Le 28 février, les Togolais, dont l’équipe de football a été victime d’une fusillade la semaine dernière en se rendant à la Coupe d’Afrique des nations, sont appelés aux urnes pour élire leur président. Un ancien secrétaire d’Etat de François Mitterrand, Kofi Yamgnane, franco-togolais, se présente à cette élection pour battre le président sortant, Faure Gnassingbé.
Ce dernier a pris la succession de son père, Gnassingbé Eyadema, mort en 2005 et resté au pouvoir trente-huit ans.
« C’est une vraie campagne de proximité ! » Loin de la Bretagne dont il a longtemps été élu député PS et maire de Saint-Coulitz (Finistère), Kofi Yamgnane parcourt le Togo depuis près d’un an. L’ancien secrétaire d’Etat à l’Intégration de François Mitterrand (1991-1993) se présente le 28 février à l’élection présidentielle de ce pays pauvre où il est né il y a soixante-quatre ans. De village en village, le Franco-Togolais vient présenter sa candidature. « C’est comme pour une élection cantonale dans le Finistère, je fais toutes les communes, lâche-t-il, mais alors qu’en Bretagne j’en avais 14 à parcourir, là, je dois voir 4 825 villages. »
Jeudi dernier, il a ainsi passé la journée dans la préfecture de Tohoun, à quelque 200 km au nord-est de Lomé, la capitale. « Ce ne sont pas des pistes mais des crevasses », souffle-t-il en sortant du 4 x 4 climatisé après trois heures de route. A chaque arrêt, c’est le même rituel. Le comité local de soutien a réuni entre cinquante et cent habitants. Souvent pieds nus, installés à l’ombre (il fait plus de 30 o C) sur des bancs en bois ou debout, ils viennent écouter Yamgnane, que la plupart ne connaissent pas. Innocent, l’animateur de l’équipe de campagne se charge en quelques mots des présentations : « Ingénieur des Ponts et Chaussées, député, ministre, conseiller général… » Surtout, il chauffe le public en lui faisant répéter le slogan du candidat « Essu nene (NDLR : ça suffit, en togolais) 2010, ça doit changer ».

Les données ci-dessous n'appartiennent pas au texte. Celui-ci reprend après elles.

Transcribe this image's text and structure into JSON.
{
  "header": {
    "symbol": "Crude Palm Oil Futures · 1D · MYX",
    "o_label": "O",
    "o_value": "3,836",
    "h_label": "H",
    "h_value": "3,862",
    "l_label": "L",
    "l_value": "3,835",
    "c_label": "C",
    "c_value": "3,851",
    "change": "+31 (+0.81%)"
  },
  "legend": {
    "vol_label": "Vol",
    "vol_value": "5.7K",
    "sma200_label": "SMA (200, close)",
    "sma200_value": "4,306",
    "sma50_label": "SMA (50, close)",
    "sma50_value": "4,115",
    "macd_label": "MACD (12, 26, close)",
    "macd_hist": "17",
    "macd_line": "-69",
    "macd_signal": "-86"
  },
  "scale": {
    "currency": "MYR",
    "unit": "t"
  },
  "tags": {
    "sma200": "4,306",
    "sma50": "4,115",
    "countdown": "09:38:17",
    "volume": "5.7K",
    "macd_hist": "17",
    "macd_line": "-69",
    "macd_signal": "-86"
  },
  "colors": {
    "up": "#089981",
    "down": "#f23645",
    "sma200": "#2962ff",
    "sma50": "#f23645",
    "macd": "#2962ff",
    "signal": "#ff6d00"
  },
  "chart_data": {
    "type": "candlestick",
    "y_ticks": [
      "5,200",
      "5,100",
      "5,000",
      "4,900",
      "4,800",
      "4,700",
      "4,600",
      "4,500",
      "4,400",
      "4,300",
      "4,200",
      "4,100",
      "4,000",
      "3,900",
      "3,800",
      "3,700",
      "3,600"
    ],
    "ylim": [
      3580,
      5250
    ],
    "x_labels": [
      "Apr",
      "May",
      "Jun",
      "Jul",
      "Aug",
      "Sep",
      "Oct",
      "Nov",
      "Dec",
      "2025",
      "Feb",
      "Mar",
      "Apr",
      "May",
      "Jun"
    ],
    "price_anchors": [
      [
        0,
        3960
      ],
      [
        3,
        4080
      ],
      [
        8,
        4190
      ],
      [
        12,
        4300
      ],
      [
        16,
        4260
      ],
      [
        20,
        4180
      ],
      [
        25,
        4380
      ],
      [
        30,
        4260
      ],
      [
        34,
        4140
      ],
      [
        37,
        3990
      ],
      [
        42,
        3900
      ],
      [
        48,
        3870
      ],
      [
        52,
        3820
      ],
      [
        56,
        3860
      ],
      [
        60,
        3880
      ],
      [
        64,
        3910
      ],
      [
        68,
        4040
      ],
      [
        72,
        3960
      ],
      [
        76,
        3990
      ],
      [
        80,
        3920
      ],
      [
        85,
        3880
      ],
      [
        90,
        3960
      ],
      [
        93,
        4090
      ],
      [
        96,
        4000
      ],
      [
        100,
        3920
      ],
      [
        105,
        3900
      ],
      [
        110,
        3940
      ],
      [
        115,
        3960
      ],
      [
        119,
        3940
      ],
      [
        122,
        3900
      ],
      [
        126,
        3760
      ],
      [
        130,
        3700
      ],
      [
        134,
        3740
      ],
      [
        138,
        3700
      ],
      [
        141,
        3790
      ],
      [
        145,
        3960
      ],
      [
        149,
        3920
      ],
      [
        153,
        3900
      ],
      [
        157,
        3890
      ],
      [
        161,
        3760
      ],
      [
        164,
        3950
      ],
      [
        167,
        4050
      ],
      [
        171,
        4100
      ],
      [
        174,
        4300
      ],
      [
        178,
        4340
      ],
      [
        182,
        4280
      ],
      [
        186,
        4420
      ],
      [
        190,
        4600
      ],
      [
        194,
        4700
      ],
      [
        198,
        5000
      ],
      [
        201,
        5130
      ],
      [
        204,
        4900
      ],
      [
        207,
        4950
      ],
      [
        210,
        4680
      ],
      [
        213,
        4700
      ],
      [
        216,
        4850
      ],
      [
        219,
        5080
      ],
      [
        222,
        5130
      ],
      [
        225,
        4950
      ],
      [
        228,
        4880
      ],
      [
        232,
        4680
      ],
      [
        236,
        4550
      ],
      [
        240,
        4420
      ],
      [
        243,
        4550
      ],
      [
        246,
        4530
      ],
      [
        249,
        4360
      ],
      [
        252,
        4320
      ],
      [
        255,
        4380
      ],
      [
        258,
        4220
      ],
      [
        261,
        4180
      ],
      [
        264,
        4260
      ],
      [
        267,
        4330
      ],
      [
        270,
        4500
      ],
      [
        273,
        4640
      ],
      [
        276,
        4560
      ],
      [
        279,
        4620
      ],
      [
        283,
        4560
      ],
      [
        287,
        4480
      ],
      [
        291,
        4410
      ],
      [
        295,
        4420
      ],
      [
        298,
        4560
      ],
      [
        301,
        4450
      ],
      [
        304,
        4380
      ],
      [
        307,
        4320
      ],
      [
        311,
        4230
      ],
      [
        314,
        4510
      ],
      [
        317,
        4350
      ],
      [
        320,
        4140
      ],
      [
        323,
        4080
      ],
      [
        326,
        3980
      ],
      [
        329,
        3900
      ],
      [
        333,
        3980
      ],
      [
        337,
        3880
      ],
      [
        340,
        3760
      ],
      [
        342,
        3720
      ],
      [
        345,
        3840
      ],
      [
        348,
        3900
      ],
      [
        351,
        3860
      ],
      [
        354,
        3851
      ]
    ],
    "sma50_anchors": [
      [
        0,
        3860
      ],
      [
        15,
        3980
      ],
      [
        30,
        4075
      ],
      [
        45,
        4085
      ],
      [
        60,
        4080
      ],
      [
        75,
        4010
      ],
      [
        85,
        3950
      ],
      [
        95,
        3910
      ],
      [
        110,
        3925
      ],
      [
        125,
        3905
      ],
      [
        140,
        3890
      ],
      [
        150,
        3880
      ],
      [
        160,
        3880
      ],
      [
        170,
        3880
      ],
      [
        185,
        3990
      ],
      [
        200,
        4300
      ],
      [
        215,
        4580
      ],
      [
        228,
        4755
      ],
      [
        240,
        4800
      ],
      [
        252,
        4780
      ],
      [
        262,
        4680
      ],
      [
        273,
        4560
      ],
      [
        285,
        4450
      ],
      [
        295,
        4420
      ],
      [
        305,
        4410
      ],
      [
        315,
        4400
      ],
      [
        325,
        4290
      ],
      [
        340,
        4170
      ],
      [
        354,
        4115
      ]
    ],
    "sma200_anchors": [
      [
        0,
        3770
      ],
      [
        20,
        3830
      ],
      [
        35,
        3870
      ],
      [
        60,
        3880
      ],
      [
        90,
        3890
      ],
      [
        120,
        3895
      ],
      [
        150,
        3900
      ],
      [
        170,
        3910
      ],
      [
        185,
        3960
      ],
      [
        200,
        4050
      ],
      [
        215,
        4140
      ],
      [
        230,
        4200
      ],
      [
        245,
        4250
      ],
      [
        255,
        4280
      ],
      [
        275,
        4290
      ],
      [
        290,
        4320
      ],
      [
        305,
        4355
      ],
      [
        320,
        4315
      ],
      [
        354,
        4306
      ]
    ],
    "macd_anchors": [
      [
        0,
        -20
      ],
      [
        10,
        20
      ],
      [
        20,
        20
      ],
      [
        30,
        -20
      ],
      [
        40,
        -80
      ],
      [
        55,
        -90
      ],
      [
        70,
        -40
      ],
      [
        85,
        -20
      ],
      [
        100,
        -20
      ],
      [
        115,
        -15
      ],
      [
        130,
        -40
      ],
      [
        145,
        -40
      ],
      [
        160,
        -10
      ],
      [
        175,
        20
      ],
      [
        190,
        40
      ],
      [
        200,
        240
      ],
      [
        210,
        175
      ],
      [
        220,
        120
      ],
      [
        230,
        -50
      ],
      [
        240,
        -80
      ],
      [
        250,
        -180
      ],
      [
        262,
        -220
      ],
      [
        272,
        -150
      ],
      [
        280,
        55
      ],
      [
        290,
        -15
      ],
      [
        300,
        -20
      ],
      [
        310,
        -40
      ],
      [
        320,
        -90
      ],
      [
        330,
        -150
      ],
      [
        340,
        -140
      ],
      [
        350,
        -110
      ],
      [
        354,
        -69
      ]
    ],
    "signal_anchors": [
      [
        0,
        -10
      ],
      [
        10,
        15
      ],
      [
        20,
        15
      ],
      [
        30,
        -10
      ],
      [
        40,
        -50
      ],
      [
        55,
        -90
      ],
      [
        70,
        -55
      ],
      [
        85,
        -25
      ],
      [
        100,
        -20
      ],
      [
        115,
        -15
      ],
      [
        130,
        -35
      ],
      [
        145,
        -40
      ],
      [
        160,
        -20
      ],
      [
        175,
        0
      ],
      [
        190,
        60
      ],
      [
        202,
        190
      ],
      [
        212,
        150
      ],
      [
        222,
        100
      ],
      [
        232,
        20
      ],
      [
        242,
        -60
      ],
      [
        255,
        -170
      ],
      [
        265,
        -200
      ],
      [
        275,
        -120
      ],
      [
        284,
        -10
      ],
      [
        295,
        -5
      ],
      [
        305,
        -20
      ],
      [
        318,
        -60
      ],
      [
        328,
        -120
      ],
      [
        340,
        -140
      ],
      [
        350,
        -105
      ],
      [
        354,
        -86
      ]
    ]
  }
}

Lorsqu’il prend la parole en français, « le Breton de l’après-marée noire », comme il s’est longtemps lui-même surnommé avec humour, insiste surtout pour que les Togolais ne cèdent pas aux pressions du Rassemblement du peuple togolais (RPT), le parti au pouvoir. « Le RPT va venir vous voir, il va vous proposer de l’argent pour que vous votiez pour le président Faure Gnassingbé, crie-t-il . Prenez cet argent, c’est le vôtre, ils l’ont volé au Togo, mais dans l’urne, débarrassez-vous d’eux ! » Les habitants applaudissent. « Je ne vous promets pas la lune », clame-t-il en décrivant son programme où figurent l’école gratuite et la construction de centres hospitaliers, mais je vous donnerai du travail car le Togo est un chantier ! » Dans ce pays où près de 60 % de la population vit en dessous du seuil de pauvreté, le discours séduit. Un homme assis sur sa moto semble convaincu. « C’est le seul à venir nous voir, ça va marcher », pense-t-il. Un autre avoue qu’il ne le connaissait pas, mais que « ce qu’il dit est bien ». En partant, son entourage distribue quelques-unes des 500 000 cartes que Yamgnane a fait imprimer pour résumer ses propositions électorales. Mais l’ancien député du Finistère est conscient des difficultés. « Beaucoup ne savent ni lire ni écrire, analyse-t-il, cela complique la tâche, car ils prennent nos papiers, mais combien les lisent ? »
« C’est beaucoup plus fatigant qu’une élection en France »
Le candidat mise donc sur ses nombreux déplacements ainsi que sur ses comités de soutien locaux. Dans les dix préfectures du Togo, ses supporteurs s’organisent. Malgré la pression qu’ils subissent de la part du pouvoir, « son excellence », comme certains appellent déjà Kofi, les prie de ne pas céder et de continuer « le travail de sensibilisation auprès de la population ».
Le soir, dans la voiture qui le ramène à Lomé, le Franco-Togolais sifflote avant de s’assoupir. « C’est beaucoup plus fatigant qu’une élection en France », constate sa femme, Anne-Marie, venue l’épauler. Officiellement, la campagne ne démarrera que quinze jours avant le scrutin. Yamgnane retournera alors partout où il pourra et prononcera 35 discours, à raison de trois par jours. Hier, il a déposé son dossier de candidature qui comprend notamment un bulletin de santé. Pour le remplir, il était allé passer la visite médicale à l’hôpital de Lomé. Dans les couloirs, Same Djobo, son directeur de campagne, en a profité pour distribuer quelques cartes de propagande électorale. Des infirmières ont promis d’organiser un comité de soutien.